Every service call passes through local policy checks before payment or execution:

  1. Agent Client exists and is active
  2. Idempotency key check (replay if already processed)
  3. Service exists and is active
  4. Input matches the service's JSON Schema
  5. Runtime-derived permission gate is within the agent's maxRiskLevel
  6. Service not in blockedServiceIds
  7. Service in allowedServiceIds (if set)
  8. Category in allowedCategories (if set)
  9. Sensitive permission types are blocked in V1, regardless of seller-provided labels
  10. Free services can proceed without payment
  11. Paid service payment option matches acceptedPayments
  12. Selected payment chain has an active bound local wallet payer
  13. Chain/asset allowed for agent
  14. Per-transaction limit check
  15. Daily spend limit check
  16. Monthly spend limit check
  17. Wallet policy and auto-pay evaluation decide whether payment is manual or automatic

FAQ

Is iAgentMart a hosted service?

No. iAgentMart is fully self-hosted. It runs on your machine, uses your local SQLite database, and manages your own wallet keys.

Does it support fiat payments?

V1 is crypto-only. No credit cards, Stripe, PayPal, or bank transfers. USDC/USDT stablecoins are the recommended payment method.
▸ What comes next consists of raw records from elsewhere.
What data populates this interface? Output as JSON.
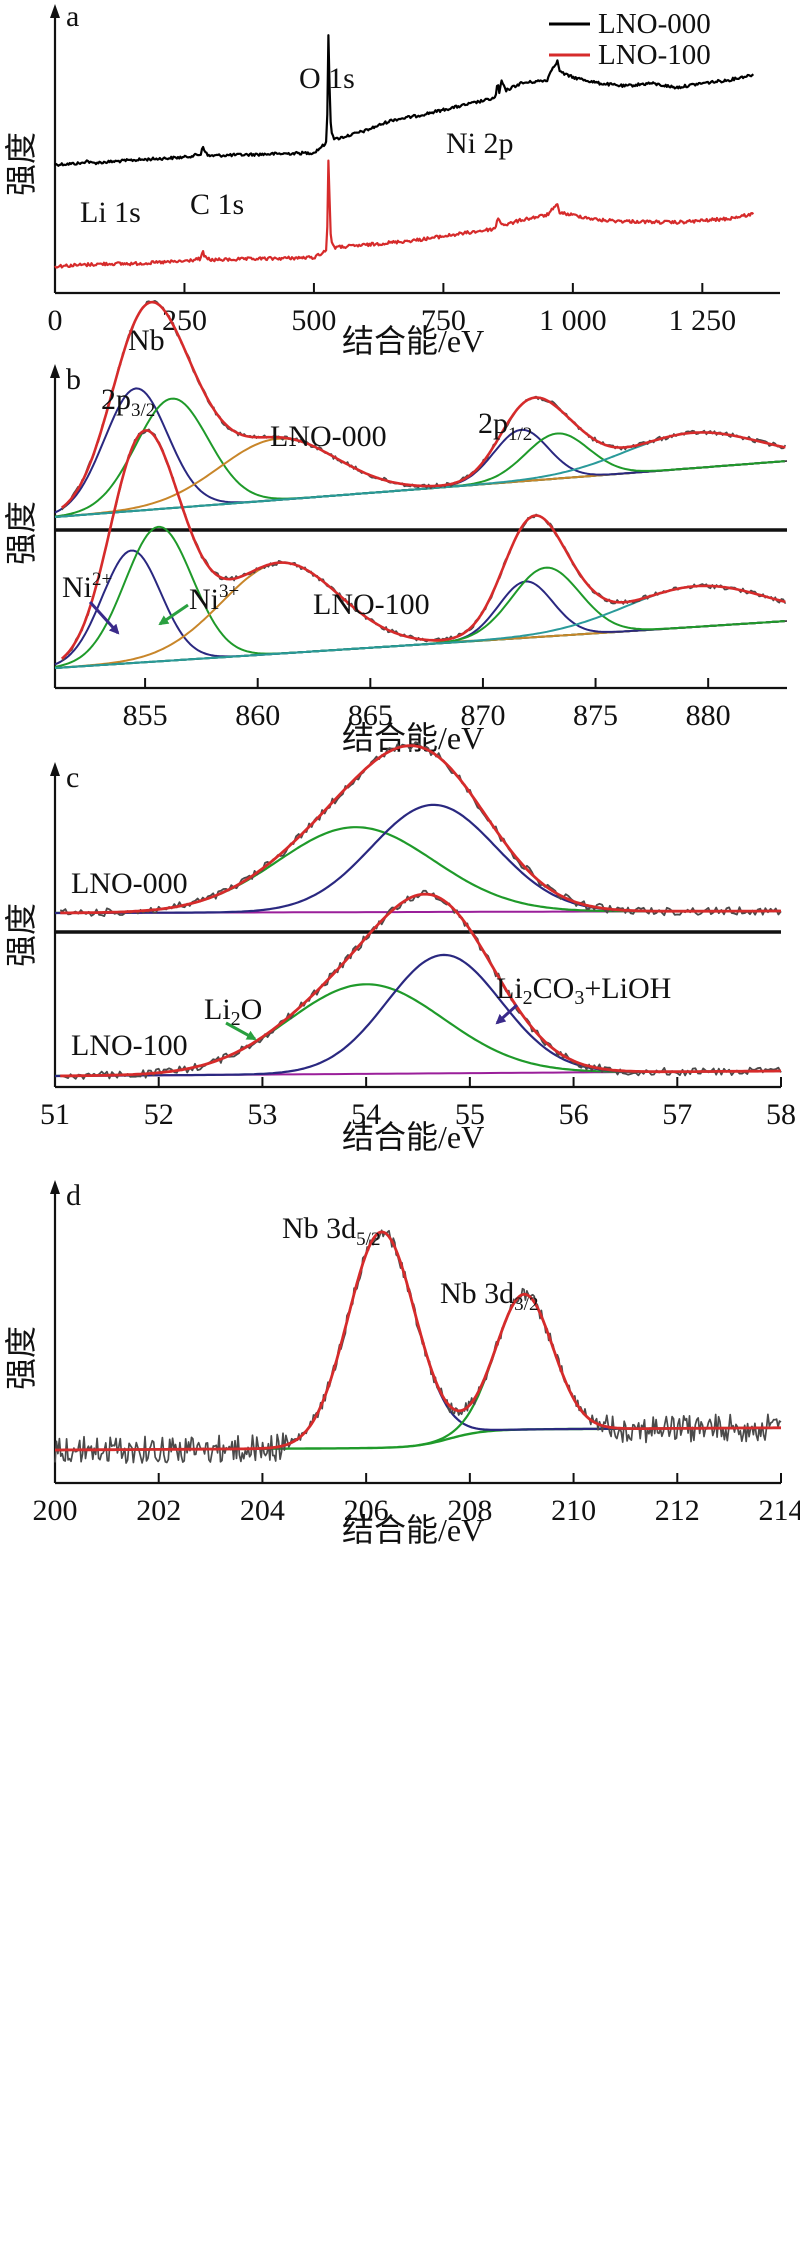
{
  "figure": {
    "width": 800,
    "height": 2253
  },
  "chart_data": [
    {
      "panel": "a",
      "type": "line",
      "xlabel": "结合能/eV",
      "ylabel": "强度",
      "xlim": [
        0,
        1400
      ],
      "xticks": [
        0,
        250,
        500,
        750,
        1000,
        1250
      ],
      "xtick_labels": [
        "0",
        "250",
        "500",
        "750",
        "1 000",
        "1 250"
      ],
      "legend": [
        {
          "name": "LNO-000",
          "color": "#000000"
        },
        {
          "name": "LNO-100",
          "color": "#d62b2b"
        }
      ],
      "annotations": [
        "Li 1s",
        "C 1s",
        "O 1s",
        "Ni 2p",
        "Nb"
      ],
      "series": [
        {
          "name": "LNO-000",
          "color": "#000000",
          "x": [
            0,
            55,
            60,
            65,
            70,
            150,
            250,
            282,
            285,
            290,
            295,
            300,
            500,
            525,
            528,
            530,
            532,
            535,
            540,
            560,
            600,
            650,
            700,
            750,
            800,
            850,
            855,
            858,
            862,
            870,
            900,
            950,
            960,
            970,
            975,
            985,
            1000,
            1050,
            1100,
            1150,
            1200,
            1250,
            1300,
            1350
          ],
          "y": [
            5,
            6,
            8,
            7,
            6,
            8,
            10,
            12,
            18,
            14,
            11,
            11,
            13,
            20,
            92,
            60,
            35,
            26,
            22,
            24,
            28,
            35,
            38,
            42,
            46,
            50,
            60,
            53,
            62,
            55,
            60,
            62,
            70,
            75,
            68,
            66,
            64,
            60,
            58,
            60,
            57,
            60,
            62,
            66
          ]
        },
        {
          "name": "LNO-100",
          "color": "#d62b2b",
          "x": [
            0,
            50,
            100,
            150,
            200,
            250,
            282,
            285,
            290,
            300,
            400,
            500,
            525,
            528,
            530,
            532,
            535,
            540,
            600,
            700,
            800,
            850,
            855,
            860,
            870,
            900,
            950,
            960,
            970,
            975,
            985,
            1000,
            1050,
            1100,
            1200,
            1300,
            1350
          ],
          "y": [
            3,
            4,
            5,
            5,
            6,
            7,
            9,
            15,
            10,
            8,
            9,
            10,
            16,
            88,
            58,
            30,
            22,
            18,
            20,
            24,
            30,
            33,
            42,
            38,
            36,
            40,
            44,
            48,
            52,
            46,
            45,
            44,
            40,
            39,
            38,
            41,
            45
          ]
        }
      ]
    },
    {
      "panel": "b",
      "type": "line",
      "xlabel": "结合能/eV",
      "ylabel": "强度",
      "xlim": [
        851,
        883.5
      ],
      "xticks": [
        855,
        860,
        865,
        870,
        875,
        880
      ],
      "annotations": [
        "2p3/2",
        "2p1/2",
        "LNO-000",
        "LNO-100",
        "Ni2+",
        "Ni3+"
      ],
      "subpanels": [
        {
          "sample": "LNO-000",
          "peaks": [
            {
              "component": "Ni2+ 2p3/2",
              "center": 854.6,
              "height": 0.38,
              "width": 1.4
            },
            {
              "component": "Ni3+ 2p3/2",
              "center": 856.2,
              "height": 0.34,
              "width": 1.6
            },
            {
              "component": "satellite",
              "center": 860.9,
              "height": 0.19,
              "width": 2.6
            },
            {
              "component": "Ni2+ 2p1/2",
              "center": 871.7,
              "height": 0.16,
              "width": 1.2
            },
            {
              "component": "Ni3+ 2p1/2",
              "center": 873.3,
              "height": 0.14,
              "width": 1.4
            },
            {
              "component": "satellite",
              "center": 879.3,
              "height": 0.11,
              "width": 3.0
            }
          ]
        },
        {
          "sample": "LNO-100",
          "peaks": [
            {
              "component": "Ni2+ 2p3/2",
              "center": 854.4,
              "height": 0.36,
              "width": 1.3
            },
            {
              "component": "Ni3+ 2p3/2",
              "center": 855.6,
              "height": 0.43,
              "width": 1.5
            },
            {
              "component": "satellite",
              "center": 861.0,
              "height": 0.29,
              "width": 2.6
            },
            {
              "component": "Ni2+ 2p1/2",
              "center": 871.9,
              "height": 0.18,
              "width": 1.2
            },
            {
              "component": "Ni3+ 2p1/2",
              "center": 872.8,
              "height": 0.22,
              "width": 1.5
            },
            {
              "component": "satellite",
              "center": 879.5,
              "height": 0.13,
              "width": 3.2
            }
          ]
        }
      ]
    },
    {
      "panel": "c",
      "type": "line",
      "xlabel": "结合能/eV",
      "ylabel": "强度",
      "xlim": [
        51,
        58
      ],
      "xticks": [
        51,
        52,
        53,
        54,
        55,
        56,
        57,
        58
      ],
      "annotations": [
        "LNO-000",
        "LNO-100",
        "Li2O",
        "Li2CO3+LiOH"
      ],
      "subpanels": [
        {
          "sample": "LNO-000",
          "peaks": [
            {
              "component": "Li2O",
              "center": 53.9,
              "height": 0.5,
              "width": 0.75
            },
            {
              "component": "Li2CO3+LiOH",
              "center": 54.65,
              "height": 0.63,
              "width": 0.6
            }
          ]
        },
        {
          "sample": "LNO-100",
          "peaks": [
            {
              "component": "Li2O",
              "center": 54.0,
              "height": 0.56,
              "width": 0.75
            },
            {
              "component": "Li2CO3+LiOH",
              "center": 54.75,
              "height": 0.74,
              "width": 0.55
            }
          ]
        }
      ]
    },
    {
      "panel": "d",
      "type": "line",
      "xlabel": "结合能/eV",
      "ylabel": "强度",
      "xlim": [
        200,
        214
      ],
      "xticks": [
        200,
        202,
        204,
        206,
        208,
        210,
        212,
        214
      ],
      "annotations": [
        "Nb 3d5/2",
        "Nb 3d3/2"
      ],
      "peaks": [
        {
          "component": "Nb 3d5/2",
          "center": 206.3,
          "height": 0.83,
          "width": 0.65
        },
        {
          "component": "Nb 3d3/2",
          "center": 209.05,
          "height": 0.52,
          "width": 0.55
        }
      ]
    }
  ],
  "labels": {
    "a": {
      "panel": "a",
      "xlabel": "结合能/eV",
      "ylabel": "强度",
      "li1s": "Li 1s",
      "c1s": "C 1s",
      "o1s": "O 1s",
      "ni2p": "Ni 2p",
      "nb": "Nb",
      "leg1": "LNO-000",
      "leg2": "LNO-100",
      "ticks": [
        "0",
        "250",
        "500",
        "750",
        "1 000",
        "1 250"
      ]
    },
    "b": {
      "panel": "b",
      "xlabel": "结合能/eV",
      "ylabel": "强度",
      "p32_main": "2p",
      "p32_sub": "3/2",
      "p12_main": "2p",
      "p12_sub": "1/2",
      "lno000": "LNO-000",
      "lno100": "LNO-100",
      "ni2_main": "Ni",
      "ni2_sup": "2+",
      "ni3_main": "Ni",
      "ni3_sup": "3+",
      "ticks": [
        "855",
        "860",
        "865",
        "870",
        "875",
        "880"
      ]
    },
    "c": {
      "panel": "c",
      "xlabel": "结合能/eV",
      "ylabel": "强度",
      "lno000": "LNO-000",
      "lno100": "LNO-100",
      "li2o_a": "Li",
      "li2o_b": "2",
      "li2o_c": "O",
      "li2co3_a": "Li",
      "li2co3_b": "2",
      "li2co3_c": "CO",
      "li2co3_d": "3",
      "li2co3_e": "+LiOH",
      "ticks": [
        "51",
        "52",
        "53",
        "54",
        "55",
        "56",
        "57",
        "58"
      ]
    },
    "d": {
      "panel": "d",
      "xlabel": "结合能/eV",
      "ylabel": "强度",
      "nb52_main": "Nb 3d",
      "nb52_sub": "5/2",
      "nb32_main": "Nb 3d",
      "nb32_sub": "3/2",
      "ticks": [
        "200",
        "202",
        "204",
        "206",
        "208",
        "210",
        "212",
        "214"
      ]
    }
  },
  "colors": {
    "black": "#000000",
    "red": "#d62b2b",
    "grey_noise": "#4a4a4a",
    "navy": "#2a2880",
    "green": "#1f9a2a",
    "orange": "#c8862a",
    "teal": "#2a9a9a",
    "magenta": "#9a1f9a",
    "arrow_navy": "#3a2a8a",
    "arrow_green": "#2aa040"
  }
}
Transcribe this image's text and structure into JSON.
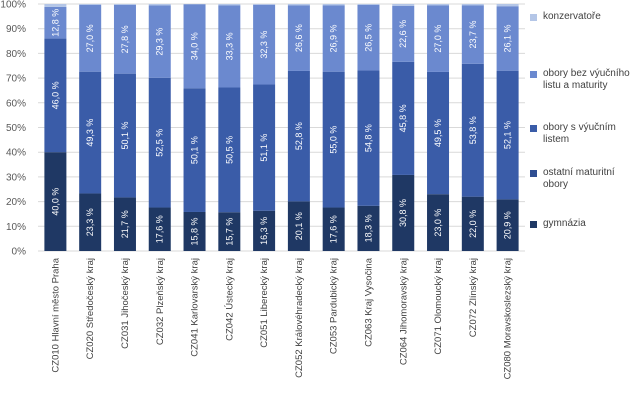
{
  "chart_data": {
    "type": "bar",
    "stacked": true,
    "categories": [
      "CZ010 Hlavní město Praha",
      "CZ020 Středočeský kraj",
      "CZ031 Jihočeský kraj",
      "CZ032 Plzeňský kraj",
      "CZ041 Karlovarský kraj",
      "CZ042 Ústecký kraj",
      "CZ051 Liberecký kraj",
      "CZ052 Královéhradecký kraj",
      "CZ053 Pardubický kraj",
      "CZ063 Kraj Vysočina",
      "CZ064 Jihomoravský kraj",
      "CZ071 Olomoucký kraj",
      "CZ072 Zlínský kraj",
      "CZ080 Moravskoslezský kraj"
    ],
    "series": [
      {
        "name": "gymnázia",
        "color": "#1f3864",
        "values": [
          40.0,
          23.3,
          21.7,
          17.6,
          15.8,
          15.7,
          16.3,
          20.1,
          17.6,
          18.3,
          30.8,
          23.0,
          22.0,
          20.9
        ],
        "labels": [
          "40,0 %",
          "23,3 %",
          "21,7 %",
          "17,6 %",
          "15,8 %",
          "15,7 %",
          "16,3 %",
          "20,1 %",
          "17,6 %",
          "18,3 %",
          "30,8 %",
          "23,0 %",
          "22,0 %",
          "20,9 %"
        ]
      },
      {
        "name": "ostatní maturitní obory",
        "color": "#2e4d91",
        "values": [
          0,
          0,
          0,
          0,
          0,
          0,
          0,
          0,
          0,
          0,
          0,
          0,
          0,
          0
        ],
        "labels": [
          "",
          "",
          "",
          "",
          "",
          "",
          "",
          "",
          "",
          "",
          "",
          "",
          "",
          ""
        ]
      },
      {
        "name": "obory s výučním listem",
        "color": "#3a5ca8",
        "values": [
          46.0,
          49.3,
          50.1,
          52.5,
          50.1,
          50.5,
          51.1,
          52.8,
          55.0,
          54.8,
          45.8,
          49.5,
          53.8,
          52.1
        ],
        "labels": [
          "46,0 %",
          "49,3 %",
          "50,1 %",
          "52,5 %",
          "50,1 %",
          "50,5 %",
          "51,1 %",
          "52,8 %",
          "55,0 %",
          "54,8 %",
          "45,8 %",
          "49,5 %",
          "53,8 %",
          "52,1 %"
        ]
      },
      {
        "name": "obory bez výučního listu a maturity",
        "color": "#6b89cf",
        "values": [
          12.8,
          27.0,
          27.8,
          29.3,
          34.0,
          33.3,
          32.3,
          26.6,
          26.9,
          26.5,
          22.6,
          27.0,
          23.7,
          26.1
        ],
        "labels": [
          "12,8 %",
          "27,0 %",
          "27,8 %",
          "29,3 %",
          "34,0 %",
          "33,3 %",
          "32,3 %",
          "26,6 %",
          "26,9 %",
          "26,5 %",
          "22,6 %",
          "27,0 %",
          "23,7 %",
          "26,1 %"
        ]
      },
      {
        "name": "konzervatoře",
        "color": "#b4c6e7",
        "values": [
          1.2,
          0.4,
          0.4,
          0.6,
          0.1,
          0.5,
          0.3,
          0.5,
          0.5,
          0.4,
          0.8,
          0.5,
          0.5,
          0.9
        ],
        "labels": [
          "",
          "",
          "",
          "",
          "",
          "",
          "",
          "",
          "",
          "",
          "",
          "",
          "",
          ""
        ]
      }
    ],
    "legend_order": [
      "konzervatoře",
      "obory bez výučního listu a maturity",
      "obory s výučním listem",
      "ostatní maturitní obory",
      "gymnázia"
    ],
    "legend_placement": "right",
    "y_ticks": [
      "0%",
      "10%",
      "20%",
      "30%",
      "40%",
      "50%",
      "60%",
      "70%",
      "80%",
      "90%",
      "100%"
    ],
    "ylim": [
      0,
      100
    ],
    "grid": true
  }
}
Can agents access my private keys?

No. Agents interact through the policy engine and never have direct access to wallet keys. Keys are encrypted locally and require user-initiated unlock.

What happens if a service fails after payment?

The call is recorded as service_failed. Admins can retry the service execution without re-confirming payment. V1 does not provide automated refunds.

Can I use my own RPC endpoints?

Yes. Configure CRYPTO_RPC_URLS with your preferred RPC providers for each chain.